Dear Eric >> I’m involved with a man whose sister recently died. I rented a car, bought his kids clothes for the funeral and made sure everything was in order. The funeral was out of town. I wanted to be there for support, but he didn’t invite me. I took off of work and he left with his kids.
When I told him how I felt about not being invited, he said he assumed I wouldn’t want to go, but didn’t consider me or ask me. This isn’t the first time he’s done this, though. Should I just take it for what it is, because clearly I don’t matter enough?
— Left Behind
Dear Left >> Try not to take this instance personally. When we’re grieving, we’re not always thinking about every angle.
If it’s a pattern of behavior with other things that aren’t emergencies or tragedies, try talking to him proactively to see if it changes things. For instance, if there’s something that you want to be invited to, let him know in advance. Or if you’re doing labor to help him, like buying the kids clothes, tell him. “I see the kids need outfits, so I thought I would take them shopping. Would that be helpful?” Sometimes we have to over-communicate so that we don’t feel misunderstood.
Dear Eric >> My husband suffers from frequent insomnia. When he has trouble sleeping, he spends a while (sometimes several hours) reading in bed. He uses a small flashlight, but it’s still bright enough to keep me awake. So does the sound of turning the pages in the book.

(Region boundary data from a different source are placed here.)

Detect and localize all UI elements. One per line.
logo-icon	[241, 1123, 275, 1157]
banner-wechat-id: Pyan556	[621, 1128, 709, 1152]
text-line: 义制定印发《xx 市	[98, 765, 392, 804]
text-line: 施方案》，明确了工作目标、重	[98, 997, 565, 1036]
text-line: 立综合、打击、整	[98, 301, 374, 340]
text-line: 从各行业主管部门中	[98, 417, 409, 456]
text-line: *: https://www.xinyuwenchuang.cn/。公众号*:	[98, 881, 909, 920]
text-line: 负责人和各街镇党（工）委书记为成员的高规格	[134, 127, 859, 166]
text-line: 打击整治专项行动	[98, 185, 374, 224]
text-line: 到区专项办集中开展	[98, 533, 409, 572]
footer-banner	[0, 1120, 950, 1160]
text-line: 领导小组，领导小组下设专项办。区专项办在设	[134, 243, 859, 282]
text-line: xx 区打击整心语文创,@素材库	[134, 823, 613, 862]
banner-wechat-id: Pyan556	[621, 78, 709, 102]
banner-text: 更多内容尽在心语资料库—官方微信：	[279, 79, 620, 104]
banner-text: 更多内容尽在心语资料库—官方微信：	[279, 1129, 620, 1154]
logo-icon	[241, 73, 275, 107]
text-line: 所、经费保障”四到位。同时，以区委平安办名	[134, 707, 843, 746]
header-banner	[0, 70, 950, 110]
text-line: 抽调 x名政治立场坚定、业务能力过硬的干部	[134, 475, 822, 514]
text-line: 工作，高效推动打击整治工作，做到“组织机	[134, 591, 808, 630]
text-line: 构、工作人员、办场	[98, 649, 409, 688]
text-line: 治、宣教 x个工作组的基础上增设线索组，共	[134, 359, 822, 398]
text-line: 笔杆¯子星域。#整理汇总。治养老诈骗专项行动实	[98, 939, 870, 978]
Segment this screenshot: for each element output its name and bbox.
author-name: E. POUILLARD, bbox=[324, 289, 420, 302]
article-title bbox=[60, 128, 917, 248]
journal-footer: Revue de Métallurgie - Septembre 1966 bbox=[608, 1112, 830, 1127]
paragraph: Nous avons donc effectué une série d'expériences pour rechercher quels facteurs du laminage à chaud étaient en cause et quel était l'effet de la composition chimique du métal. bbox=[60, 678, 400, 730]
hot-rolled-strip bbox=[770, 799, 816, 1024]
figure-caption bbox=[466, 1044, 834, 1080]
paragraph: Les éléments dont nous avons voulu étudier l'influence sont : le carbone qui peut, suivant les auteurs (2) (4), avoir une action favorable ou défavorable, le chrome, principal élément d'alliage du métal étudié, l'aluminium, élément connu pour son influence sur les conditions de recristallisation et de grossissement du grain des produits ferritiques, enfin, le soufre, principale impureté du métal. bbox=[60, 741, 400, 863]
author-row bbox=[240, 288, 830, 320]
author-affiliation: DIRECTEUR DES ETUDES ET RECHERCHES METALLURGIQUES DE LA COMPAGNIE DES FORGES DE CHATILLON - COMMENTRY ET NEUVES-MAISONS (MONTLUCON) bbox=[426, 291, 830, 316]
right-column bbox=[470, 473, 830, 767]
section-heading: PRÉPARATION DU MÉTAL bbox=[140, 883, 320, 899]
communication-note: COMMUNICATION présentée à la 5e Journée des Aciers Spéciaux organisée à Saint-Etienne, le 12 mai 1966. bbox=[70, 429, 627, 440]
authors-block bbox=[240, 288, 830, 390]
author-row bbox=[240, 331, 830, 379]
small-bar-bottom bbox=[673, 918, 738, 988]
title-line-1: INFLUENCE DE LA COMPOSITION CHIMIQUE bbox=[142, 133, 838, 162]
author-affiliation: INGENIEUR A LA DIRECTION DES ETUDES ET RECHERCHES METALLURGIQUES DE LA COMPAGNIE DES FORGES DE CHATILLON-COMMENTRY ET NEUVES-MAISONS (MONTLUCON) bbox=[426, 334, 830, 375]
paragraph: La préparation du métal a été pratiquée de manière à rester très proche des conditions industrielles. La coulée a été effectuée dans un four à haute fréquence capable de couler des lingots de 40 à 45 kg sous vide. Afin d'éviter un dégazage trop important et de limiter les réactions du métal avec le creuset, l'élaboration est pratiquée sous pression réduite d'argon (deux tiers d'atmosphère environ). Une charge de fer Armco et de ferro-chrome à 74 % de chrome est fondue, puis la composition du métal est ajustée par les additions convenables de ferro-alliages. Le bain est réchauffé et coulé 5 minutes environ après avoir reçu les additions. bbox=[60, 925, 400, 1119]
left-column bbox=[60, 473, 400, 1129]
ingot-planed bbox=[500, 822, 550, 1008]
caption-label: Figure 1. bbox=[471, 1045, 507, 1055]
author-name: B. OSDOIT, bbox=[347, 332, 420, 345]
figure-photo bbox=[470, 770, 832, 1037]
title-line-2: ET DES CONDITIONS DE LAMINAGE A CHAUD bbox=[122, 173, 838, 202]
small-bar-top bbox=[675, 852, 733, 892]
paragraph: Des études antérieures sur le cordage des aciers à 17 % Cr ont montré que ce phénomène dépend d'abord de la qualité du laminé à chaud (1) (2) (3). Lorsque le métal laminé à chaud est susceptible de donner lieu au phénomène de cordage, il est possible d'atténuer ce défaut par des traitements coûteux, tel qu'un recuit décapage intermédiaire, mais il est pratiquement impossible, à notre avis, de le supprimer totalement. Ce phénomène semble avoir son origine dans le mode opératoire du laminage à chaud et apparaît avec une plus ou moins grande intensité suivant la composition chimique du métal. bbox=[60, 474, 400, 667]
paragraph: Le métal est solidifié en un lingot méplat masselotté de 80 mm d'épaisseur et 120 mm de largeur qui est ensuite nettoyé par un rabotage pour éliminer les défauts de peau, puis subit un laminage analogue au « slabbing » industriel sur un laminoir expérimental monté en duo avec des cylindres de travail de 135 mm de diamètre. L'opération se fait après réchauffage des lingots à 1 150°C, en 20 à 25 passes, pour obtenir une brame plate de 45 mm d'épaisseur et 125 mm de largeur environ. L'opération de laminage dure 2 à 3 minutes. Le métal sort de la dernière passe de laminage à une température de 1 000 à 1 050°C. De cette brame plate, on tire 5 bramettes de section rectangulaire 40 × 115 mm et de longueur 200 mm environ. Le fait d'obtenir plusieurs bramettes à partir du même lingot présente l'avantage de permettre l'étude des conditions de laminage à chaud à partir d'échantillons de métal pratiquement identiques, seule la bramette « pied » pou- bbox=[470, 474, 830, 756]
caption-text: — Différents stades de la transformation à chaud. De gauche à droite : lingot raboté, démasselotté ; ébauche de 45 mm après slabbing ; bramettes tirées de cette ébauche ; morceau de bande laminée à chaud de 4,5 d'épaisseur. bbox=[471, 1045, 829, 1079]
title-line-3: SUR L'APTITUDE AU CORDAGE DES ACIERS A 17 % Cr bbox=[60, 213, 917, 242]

He insists that I ought to be able to sleep through that, but I can’t. The sleep lost because of these middle-of-the-night reading sessions puts a big dent in my productivity at work. Our apartment has one bedroom, so I can’t ask him to go read (and sleep) in some other bedroom. Should I insist that he go to the living room to do his reading?
— Sleepless Spouse
Dear Sleepless >> It’s pretty ironic that he’s telling you what you should be able to sleep through. Facts not in evidence!
While the Sharper Image catalogs of the world may assure us that tiny reading lights are the solution for unobtrusive bedtime reading, everyone is different. A half-hour of reading is one thing, but having a whole study session while you toss and turn? I don’t think so.
Kindly insist on the living room, at least until the point in the night where his medical condition relents a little and you can both get some shuteye.